Why did Sony halt memory card shipments?
Sony halts memory card shipments amid NAND shortage
Sony said it has stopped accepting new orders for most CFexpress and SD memory-card product lines “for the foreseeable future,” blaming an ongoing solid-state memory supply shortage. The slowdown is not limited to one card format: the company’s actions cover nearly its entire CFexpress/SD lineup, effectively pausing fulfillment for customers who were expecting near-term restocks.
What happened
- Sony suspended accepting new orders for most CFexpress and SD memory cards.

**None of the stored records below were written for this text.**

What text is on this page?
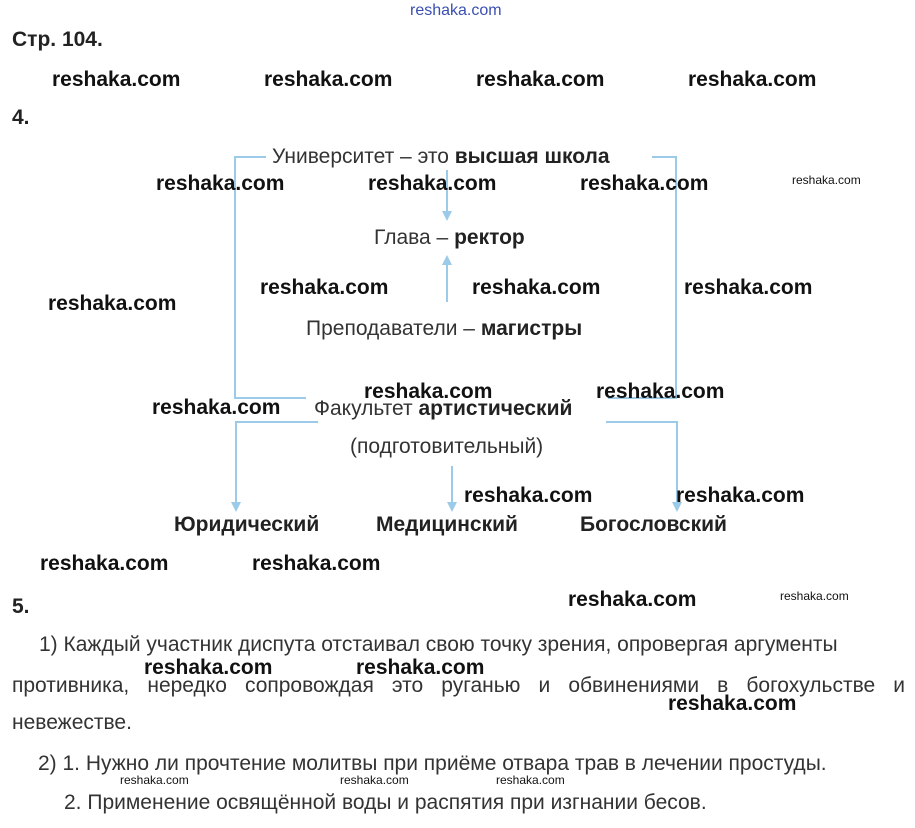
reshaka.com
Стр. 104.
4.
Университет – это высшая школа
Глава – ректор
Преподаватели – магистры
Факультет артистический
(подготовительный)
Юридический	Медицинский	Богословский
5.
1) Каждый участник диспута отстаивал свою точку зрения, опровергая аргументы
противника, нередко сопровождая это руганью и обвинениями в богохульстве и
невежестве.
2) 1. Нужно ли прочтение молитвы при приёме отвара трав в лечении простуды.
2. Применение освящённой воды и распятия при изгнании бесов.
reshaka.com	reshaka.com	reshaka.com	reshaka.com
reshaka.com	reshaka.com	reshaka.com
reshaka.com	reshaka.com	reshaka.com
reshaka.com
reshaka.com	reshaka.com
reshaka.com
reshaka.com	reshaka.com
reshaka.com	reshaka.com
reshaka.com
reshaka.com	reshaka.com
reshaka.com
reshaka.com
reshaka.com
reshaka.com	reshaka.com	reshaka.com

- The reason given was a NAND/solid-state memory shortage, indicating constrained upstream supply.
Why it matters
Memory cards are a key part of the storage and workflow chain for cameras, including high-throughput formats used by photographers and videographers. When shipments are halted, retailers can tighten inventory, and end users may be forced to delay upgrades or pay higher prices—especially around product cycles when demand spikes (new camera releases, travel seasons, and creator events).
The shortage also has broader ripple effects: the same NAND constraints can affect consumer SSDs and other flash-based devices, feeding into wider “memory crisis” dynamics seen across the tech hardware ecosystem. In this context, Sony’s action signals how quickly component shortages can turn from production issues into visible consumer availability problems.
For buyers, the practical takeaway is that restocking timelines may slip beyond typical seasonal expectations because the bottleneck is upstream supply rather than a temporary logistics issue.